When will nanopore sequencing push short-reads (i.e. Illumina) off their pedestal? According to Clive PromethION is the Illumina killer…but this same conversation was going on many times at London Calling. I wanted to highlight two areas that might be about to flip to ONTs advantage (one of which I’m really excited about).
With costs dropping precipitously on MinION (if you can get 10GB+) and PromethION on the way for the end of this year as a real production machine it looks like the sensible choice for a high-quality genome would be Nanopore + Illumina, but given a little more improvement genomes might be best done “nanopore only” very soon?
My lab does not sequence many genomes but when the next 1000 genome project comes along I guess I should pick up the phone and talk to Clive as well as Franics?
Lets be absolutely clear, until ONT’s Direct RNA-Seq was launched (see most recent BioRxiv submission from Andrew Smith et al) pretty much nobody was actually sequencing RNA! However there were talks about 10 million+ 1D cDNA reads from the new protocols being developed by Dan Turners applications group at ONT.
— Génomique ENS (@Genomique_ENS) May 4, 2017
My lab does a LOT of RNA-Seq, primarily for DGE and mainly using single-end 50bp reads (feel free to comment Mick). We aim for 10-20 million per sample.

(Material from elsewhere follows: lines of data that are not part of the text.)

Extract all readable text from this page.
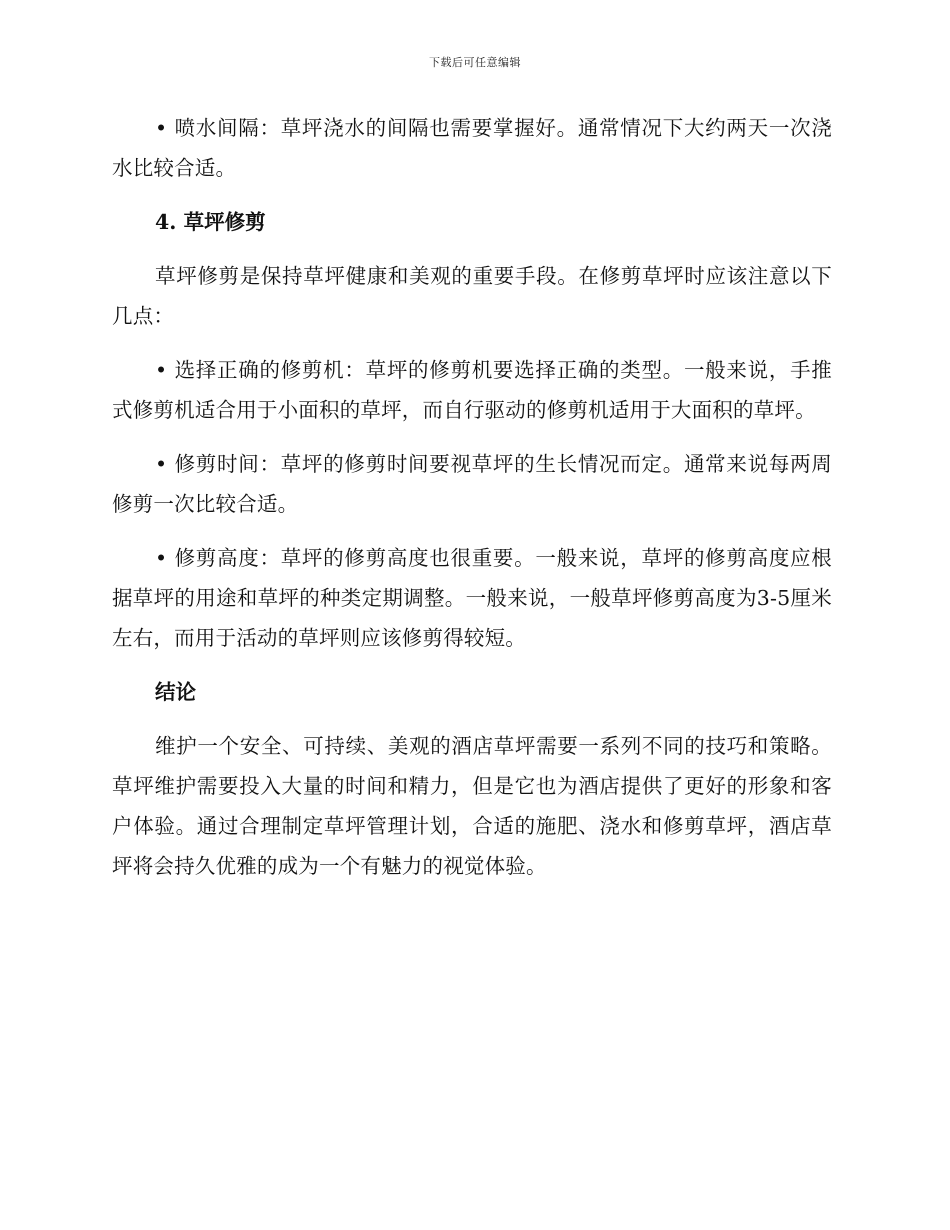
下载后可任意编辑

• 喷水间隔：草坪浇水的间隔也需要掌握好。通常情况下大约两天一次浇水比较合适。

4. 草坪修剪

草坪修剪是保持草坪健康和美观的重要手段。在修剪草坪时应该注意以下几点：

• 选择正确的修剪机：草坪的修剪机要选择正确的类型。一般来说，手推式修剪机适合用于小面积的草坪，而自行驱动的修剪机适用于大面积的草坪。

• 修剪时间：草坪的修剪时间要视草坪的生长情况而定。通常来说每两周修剪一次比较合适。

• 修剪高度：草坪的修剪高度也很重要。一般来说，草坪的修剪高度应根据草坪的用途和草坪的种类定期调整。一般来说，一般草坪修剪高度为3-5厘米左右，而用于活动的草坪则应该修剪得较短。

结论

维护一个安全、可持续、美观的酒店草坪需要一系列不同的技巧和策略。草坪维护需要投入大量的时间和精力，但是它也为酒店提供了更好的形象和客户体验。通过合理制定草坪管理计划，合适的施肥、浇水和修剪草坪，酒店草坪将会持久优雅的成为一个有魅力的视觉体验。
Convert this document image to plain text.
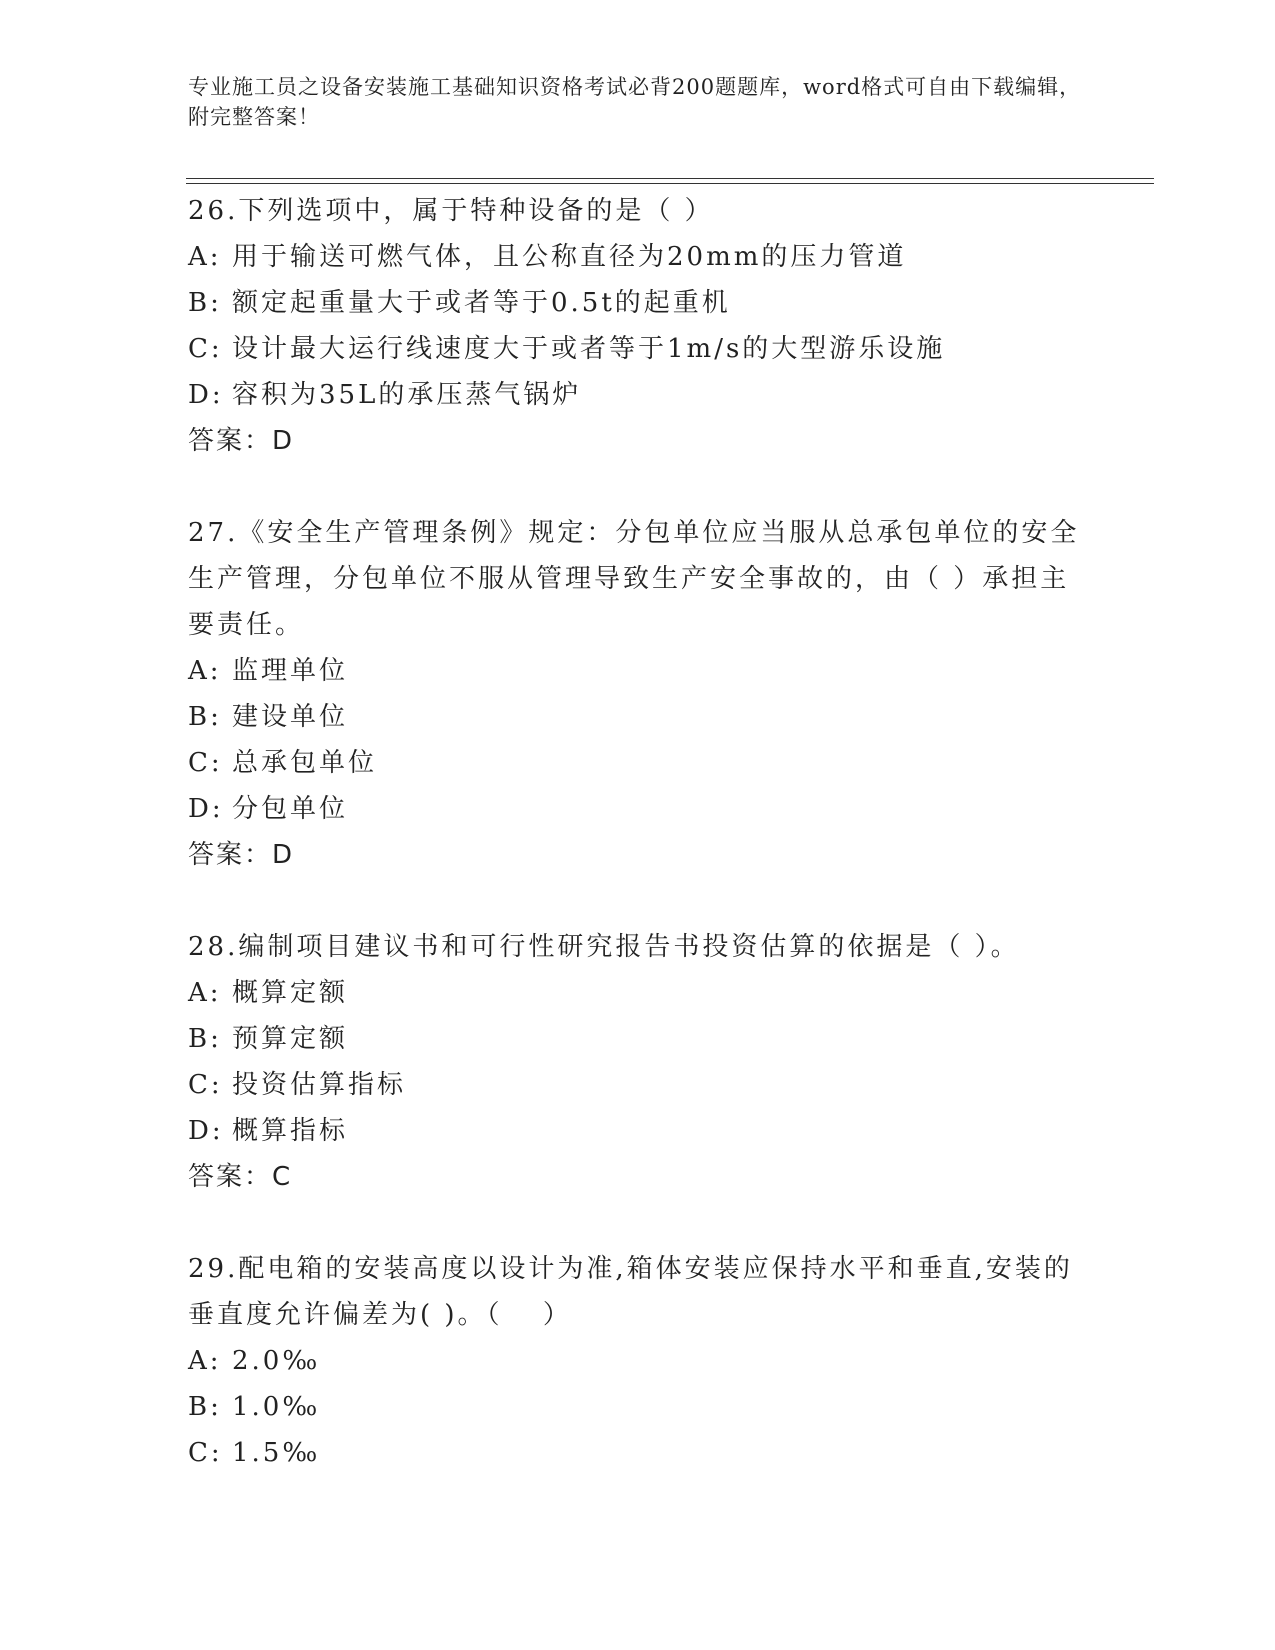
专业施工员之设备安装施工基础知识资格考试必背200题题库，word格式可自由下载编辑，附完整答案！

26.下列选项中，属于特种设备的是（ ）

A: 用于输送可燃气体，且公称直径为20mm的压力管道

B: 额定起重量大于或者等于0.5t的起重机

C: 设计最大运行线速度大于或者等于1m/s的大型游乐设施

D: 容积为35L的承压蒸气锅炉

答案：D

27.《安全生产管理条例》规定：分包单位应当服从总承包单位的安全生产管理，分包单位不服从管理导致生产安全事故的，由（ ）承担主要责任。

A: 监理单位

B: 建设单位

C: 总承包单位

D: 分包单位

答案：D

28.编制项目建议书和可行性研究报告书投资估算的依据是（ ）。

A: 概算定额

B: 预算定额

C: 投资估算指标

D: 概算指标

答案：C

29.配电箱的安装高度以设计为准,箱体安装应保持水平和垂直,安装的垂直度允许偏差为( )。（　 ）

A: 2.0‰

B: 1.0‰

C: 1.5‰
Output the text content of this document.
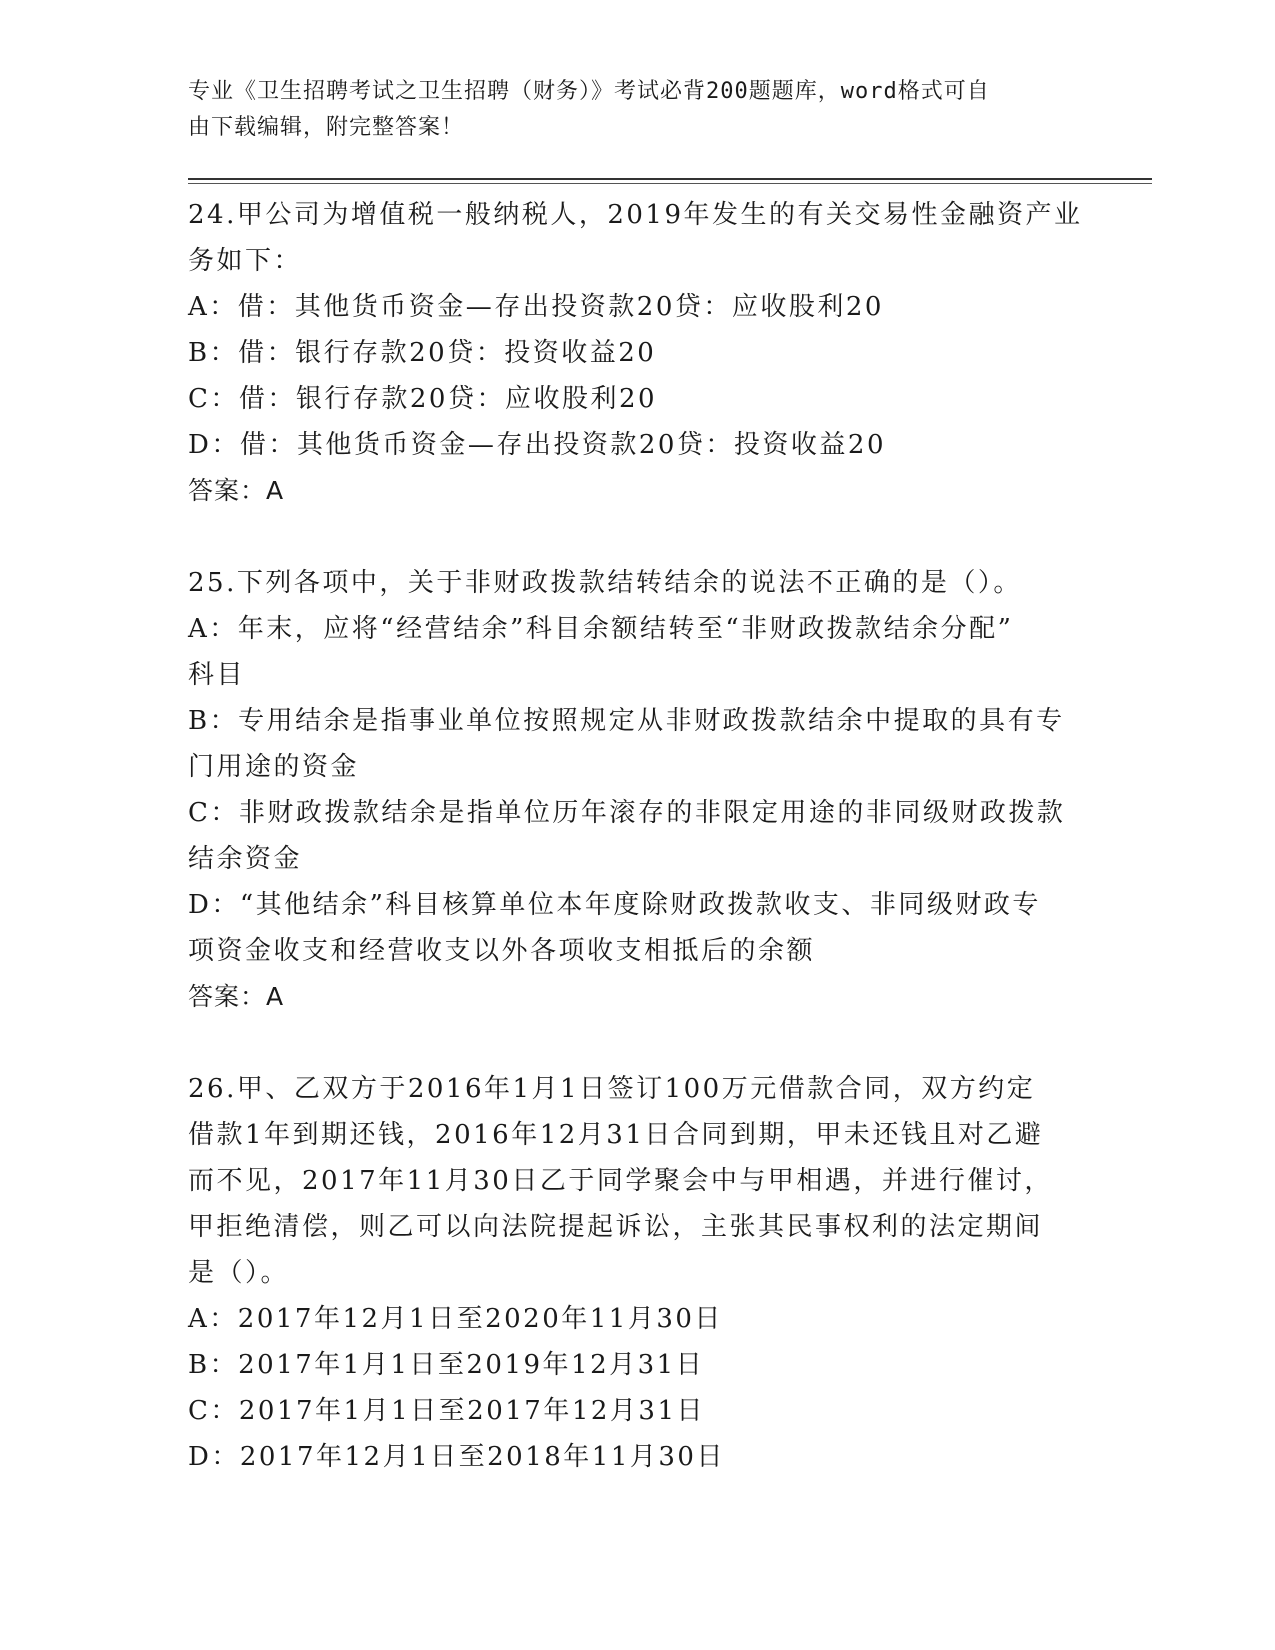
专业《卫生招聘考试之卫生招聘（财务）》考试必背200题题库，word格式可自
由下载编辑，附完整答案！
24.甲公司为增值税一般纳税人，2019年发生的有关交易性金融资产业
务如下：
A：借：其他货币资金—存出投资款20贷：应收股利20
B：借：银行存款20贷：投资收益20
C：借：银行存款20贷：应收股利20
D：借：其他货币资金—存出投资款20贷：投资收益20
答案：A
25.下列各项中，关于非财政拨款结转结余的说法不正确的是（）。
A：年末，应将“经营结余”科目余额结转至“非财政拨款结余分配”
科目
B：专用结余是指事业单位按照规定从非财政拨款结余中提取的具有专
门用途的资金
C：非财政拨款结余是指单位历年滚存的非限定用途的非同级财政拨款
结余资金
D：“其他结余”科目核算单位本年度除财政拨款收支、非同级财政专
项资金收支和经营收支以外各项收支相抵后的余额
答案：A
26.甲、乙双方于2016年1月1日签订100万元借款合同，双方约定
借款1年到期还钱，2016年12月31日合同到期，甲未还钱且对乙避
而不见，2017年11月30日乙于同学聚会中与甲相遇，并进行催讨，
甲拒绝清偿，则乙可以向法院提起诉讼，主张其民事权利的法定期间
是（）。
A：2017年12月1日至2020年11月30日
B：2017年1月1日至2019年12月31日
C：2017年1月1日至2017年12月31日
D：2017年12月1日至2018年11月30日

Assuming a 1000bp ONT cDNA read equates to 20 Illumina SE50 reads (something we should debate) then those 10 million ONT cDNA reads might allow me to sequence 20 samples (at 1000bp average read length) or 40 (at 2000bp) on a single MinION flowcell. I’ve not really pushed higher than 2000bp as the number of Human transcripts longer than this is probably less than 50%.
I’ve also held off debating 1) the additional benefits of counting isoforms directly, and 2) of the impact direct RNA-Seq will have on biological analysis.
Food for thought…see you in Gordon’s “good morning” rock family trees intro.
Let me know what you think will be the first application “lost” by short-read technologies?